Just on the heels of Star Wars day – “May the 4th be with you…” (say it out loud if you don’t get it), is another, more widely celebrated and known holiday: Cinco de Mayo (the 5th of May for all you non-Spanish speakers).
This is also an interesting holiday, in that it’s largely been co-opted by Americans and used as an excuse to get drunk (Coronas or tequila anyone!?). In some ways it’s kind of like St. Patrick’s day….regardless of the actual heritage or the actual meaning behind it, it has come to serve a (greater?) purpose – an excuse for a good party. Whenever I think about people celebrating and partying for Cinco de Mayo (especially after having been to college – where Cinco de Mayo is a sacred day), I always think back to my high school Spanish class where we learned that Cinco de Mayo isn’t actually that big of a deal in a lot of Mexico.

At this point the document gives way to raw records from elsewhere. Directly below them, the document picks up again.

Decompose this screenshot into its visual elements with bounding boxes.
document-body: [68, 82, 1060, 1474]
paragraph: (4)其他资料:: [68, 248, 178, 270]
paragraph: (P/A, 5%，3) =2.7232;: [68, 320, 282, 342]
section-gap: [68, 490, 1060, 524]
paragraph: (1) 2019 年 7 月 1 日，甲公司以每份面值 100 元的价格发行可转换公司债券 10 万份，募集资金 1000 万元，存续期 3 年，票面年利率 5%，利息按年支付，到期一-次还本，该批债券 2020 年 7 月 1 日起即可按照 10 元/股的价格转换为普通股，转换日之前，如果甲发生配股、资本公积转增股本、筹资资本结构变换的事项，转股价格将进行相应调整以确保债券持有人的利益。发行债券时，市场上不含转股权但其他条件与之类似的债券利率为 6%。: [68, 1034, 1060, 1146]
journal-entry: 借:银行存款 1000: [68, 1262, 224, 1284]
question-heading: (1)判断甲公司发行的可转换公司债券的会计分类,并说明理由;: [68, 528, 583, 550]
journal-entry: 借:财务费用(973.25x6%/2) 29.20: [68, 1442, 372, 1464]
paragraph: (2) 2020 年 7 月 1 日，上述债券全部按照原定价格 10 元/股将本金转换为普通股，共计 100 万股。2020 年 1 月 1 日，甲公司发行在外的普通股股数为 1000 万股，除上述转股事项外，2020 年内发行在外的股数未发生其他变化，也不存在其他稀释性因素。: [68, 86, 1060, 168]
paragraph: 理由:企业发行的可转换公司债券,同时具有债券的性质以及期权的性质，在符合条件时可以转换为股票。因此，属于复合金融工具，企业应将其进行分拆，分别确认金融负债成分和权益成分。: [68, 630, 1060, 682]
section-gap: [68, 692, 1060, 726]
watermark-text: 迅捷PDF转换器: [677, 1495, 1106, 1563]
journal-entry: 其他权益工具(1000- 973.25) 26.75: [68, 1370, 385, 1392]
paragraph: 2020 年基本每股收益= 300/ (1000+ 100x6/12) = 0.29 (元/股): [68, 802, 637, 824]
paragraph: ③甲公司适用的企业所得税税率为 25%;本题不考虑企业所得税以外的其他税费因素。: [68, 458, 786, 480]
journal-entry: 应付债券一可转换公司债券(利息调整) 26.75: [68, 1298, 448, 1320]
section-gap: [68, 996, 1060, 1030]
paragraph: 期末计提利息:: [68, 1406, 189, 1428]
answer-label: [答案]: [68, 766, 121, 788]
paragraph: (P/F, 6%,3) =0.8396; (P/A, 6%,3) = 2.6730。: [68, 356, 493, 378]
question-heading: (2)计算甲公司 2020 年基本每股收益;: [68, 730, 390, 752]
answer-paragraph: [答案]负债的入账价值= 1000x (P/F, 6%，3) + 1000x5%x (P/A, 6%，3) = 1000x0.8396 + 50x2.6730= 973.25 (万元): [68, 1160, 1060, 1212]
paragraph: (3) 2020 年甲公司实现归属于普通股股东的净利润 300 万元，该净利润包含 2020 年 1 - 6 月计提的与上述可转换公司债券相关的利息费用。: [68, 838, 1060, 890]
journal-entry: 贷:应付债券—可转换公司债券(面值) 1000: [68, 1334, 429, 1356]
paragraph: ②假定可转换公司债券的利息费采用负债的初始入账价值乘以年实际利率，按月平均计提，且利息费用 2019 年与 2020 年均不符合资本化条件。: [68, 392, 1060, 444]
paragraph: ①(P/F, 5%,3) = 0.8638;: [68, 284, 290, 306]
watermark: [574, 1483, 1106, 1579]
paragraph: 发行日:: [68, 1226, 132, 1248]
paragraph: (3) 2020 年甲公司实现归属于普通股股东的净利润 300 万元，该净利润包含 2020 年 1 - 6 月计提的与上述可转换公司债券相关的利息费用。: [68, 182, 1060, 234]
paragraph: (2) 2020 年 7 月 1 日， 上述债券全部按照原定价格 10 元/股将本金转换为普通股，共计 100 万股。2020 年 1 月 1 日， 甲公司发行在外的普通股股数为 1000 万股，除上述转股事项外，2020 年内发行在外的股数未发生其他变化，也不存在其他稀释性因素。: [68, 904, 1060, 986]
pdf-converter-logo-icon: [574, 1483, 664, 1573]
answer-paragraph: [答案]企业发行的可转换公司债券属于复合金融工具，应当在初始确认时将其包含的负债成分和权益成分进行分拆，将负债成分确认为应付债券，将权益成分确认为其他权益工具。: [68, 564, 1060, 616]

Wait a second – not that big a deal?! It’s their Independence Day! Don’t they have any national pride?!?
Well, actually it’s not.
And that’s only one of the confusions that a lot of Americans have. Cinco de Mayo is NOT Mexico’s independence day. That’s in September. Cinco de Mayo was a symbolically important victory for Mexico over France after the French had invaded Mexico – an event that had happened 50 years after Mexico had claimed its independence. (Check out a brief history here.)
But don’t let me ruin your fiesta. Continue to enjoy your Corona, margarita, or shots of tequila. Impress your friends with your knowledge of the language: “¿Dónde está mi cerveza?” And have a great time celebrating.
Just don’t get confused and think that it’s Mexico’s independence day. Gracias.